Diante de uma luz muito pequena
Imagine uma capela de pedras antigas na Úmbria. A noite entrou pela janela estreita. Uma lamparina quase não consegue afastar as sombras. Na parede gasta, uma pintura mostra Maria, José e um recém-nascido deitado bem perto do chão.
Francisco está ajoelhado diante dela. Não traz moedas, flores caras ou uma roupa de festa. Suas mãos estão abertas e vazias. Ele olha para o Menino como quem encontrou algo que procurava havia muito tempo.
Essa cena é uma contemplação, não o registro de um acontecimento conhecido de sua vida. Mas ela mostra uma verdade que aparece com força nos escritos de Francisco: ele ficava maravilhado ao pensar que o Filho eterno de Deus recebera de Maria nossa humanidade e também nossa fragilidade.
O Criador de todas as coisas aceitou precisar de colo. Aquele que sustenta o universo foi envolvido em faixas. O Deus que ninguém consegue possuir deixou-se carregar por uma jovem mãe.
Francisco não enxergava nisso uma derrota. Enxergava o jeito de Deus vencer: chegando tão perto que ninguém precisasse ter medo de se aproximar.
A Palavra coube em braços humanos
O Evangelho de João começa de um modo diferente do relato de Lucas. Não fala primeiro da viagem a Belém, dos pastores ou da manjedoura. Volta ao princípio de tudo e chama Jesus de Palavra, ou Verbo, de Deus.
Por meio dessa Palavra, diz João, todas as coisas foram feitas. Nela estava a vida. Ela era a luz que brilha nas trevas. Então vem a frase que está no coração da fé cristã: a Palavra se fez carne e veio morar entre nós.
“Carne” não significa apenas que Jesus parecia humano por fora. A Igreja ensina que o Filho de Deus assumiu de verdade a natureza humana. Jesus teve um corpo, sentiu fome e cansaço, cresceu, aprendeu, alegrou-se, sofreu e amou com um coração humano. Ele é verdadeiramente Deus e verdadeiramente homem.
Francisco expressou esse espanto numa carta dirigida aos fiéis.
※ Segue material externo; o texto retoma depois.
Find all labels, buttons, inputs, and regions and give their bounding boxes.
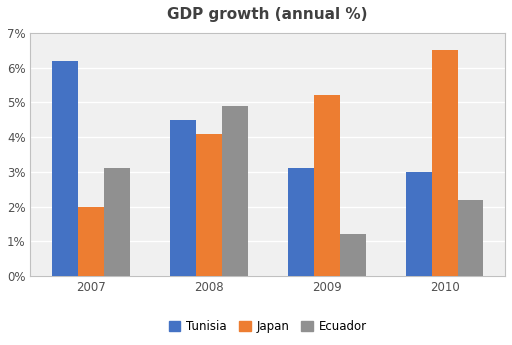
Bar xyxy=(314,95,339,276)
Bar xyxy=(170,120,196,276)
Bar xyxy=(52,61,78,276)
Bar xyxy=(104,168,130,276)
Legend: Tunisia, Japan, Ecuador: Tunisia, Japan, Ecuador xyxy=(164,316,372,338)
Title: GDP growth (annual %): GDP growth (annual %) xyxy=(167,7,368,22)
Bar xyxy=(222,106,248,276)
Bar xyxy=(196,134,222,276)
Bar xyxy=(288,168,314,276)
Bar xyxy=(78,207,104,276)
Bar xyxy=(432,50,458,276)
Bar xyxy=(339,234,366,276)
Bar xyxy=(406,172,432,276)
Bar xyxy=(458,199,483,276)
Ele recordou que a Palavra do Pai desceu ao ventre de Maria e recebeu dela a carne de nossa humanidade e fragilidade. Não escreveu como alguém resolvendo um problema distante. Escreveu como quem se inclina para contemplar um mistério cheio de ternura.
Deus não enviou apenas uma mensagem de longe. Veio pessoalmente. Entrou em nossa história e passou a caminhar dentro dela.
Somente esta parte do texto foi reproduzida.